Scritto da WebmasterDeslab il . Pubblicato in Economia

Una nuova stangata pare sia in arrivo per il comparto della logistica italiana: dal 2018 il superammortamento non dovrebbe essere prorogato per i veicoli industriali. Queste le indiscrezioni circolate negli ultimi giorni che, se confermate, avrebbero conseguenze negative anche per il trasporto con bisarca.

Ricordiamo che il superammortamento è un’agevolazione fiscale che ha finalità di incentivare gli investimenti in beni strumentali nuovi, quindi tir di ultima generazione. Una misura fondamentale consistente in una variazione in diminuzione della base imponibile su cui calcolare l’imposta, che nel 2017 è stata del 140%.

La possibile esclusione del provvedimento per i veicoli industriali dalla Legge di Bilancio 2018, ha fatto subito scattare in piedi le più importanti associazioni di categoria, ovvero Unatras e Anita, che hanno chiesto al governo di affrontare la questione con una certa urgenza. Non c’è molto tempo infatti per discutere, considerando che l’autunno è il periodo nel quale viene definita la nuova manovra. Se per Unatras la probabile non conferma del superammortamento si configurerebbe come un duro colpo al processo di sviluppo e ammodernamento del trasporto su strada in contraddizione con quella di sostenibilità ambientale, sociale ed economica, per Anita una misura di questa portata sarebbe penalizzante non solo per le imprese del settore ma anche per l’intero automotive italiano.

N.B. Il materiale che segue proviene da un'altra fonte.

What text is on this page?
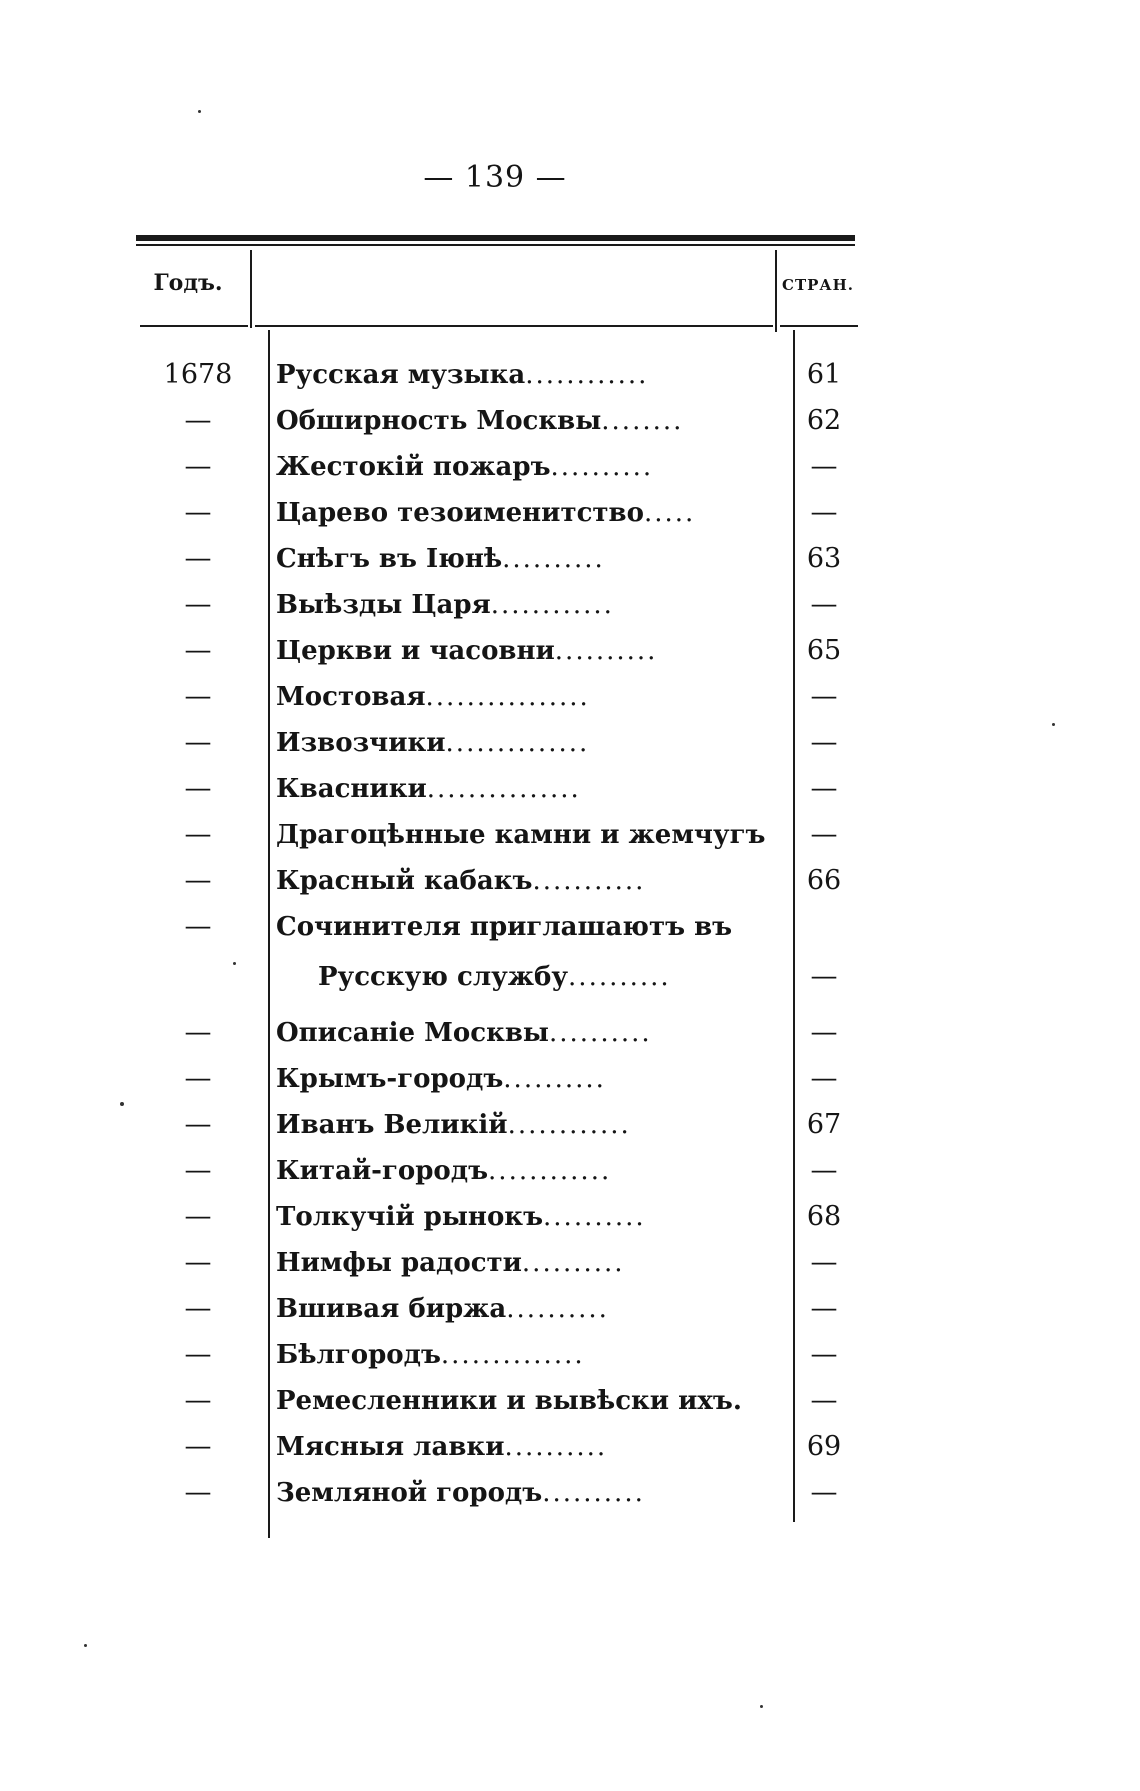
— 139 —
Годъ.	СТРАН.
1678	Русская музыка............	61
—	Обширность Москвы........	62
—	Жестокій пожаръ..........	—
—	Царево тезоименитство.....	—
—	Снѣгъ въ Іюнѣ..........	63
—	Выѣзды Царя............	—
—	Церкви и часовни..........	65
—	Мостовая................	—
—	Извозчики..............	—
—	Квасники...............	—
—	Драгоцѣнные камни и жемчугъ	—
—	Красный кабакъ...........	66
—	Сочинителя приглашаютъ въ
Русскую службу..........	—
—	Описаніе Москвы..........	—
—	Крымъ-городъ..........	—
—	Иванъ Великій............	67
—	Китай-городъ............	—
—	Толкучій рынокъ..........	68
—	Нимфы радости..........	—
—	Вшивая биржа..........	—
—	Бѣлгородъ..............	—
—	Ремесленники и вывѣски ихъ.	—
—	Мясныя лавки..........	69
—	Земляной городъ..........	—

Ora, considerato che il superammortamento ha inciso positivamente negli ultimi anni, contribuendo ad aumentare le immatricolazioni di veicoli industriali nel 2016-2017, non continuare con questo processo di adeguamento, in grado tra l’altro di garantire condizioni migliori in termini di ambiente e sicurezza, significherebbe fare un passo indietro notevole dal punto di vista della crescita e della competitività delle imprese di autotrasporto. Per capire l’importanza di questo beneficio basti pensare che il 70% dei veicoli immatricolati in Italia ha motori classe 4. Dovremo attendere i prossimi giorni per conoscere gli sviluppi in merito alla questione, e quindi se le indiscrezioni circolate dovessero essere confermate o smentite.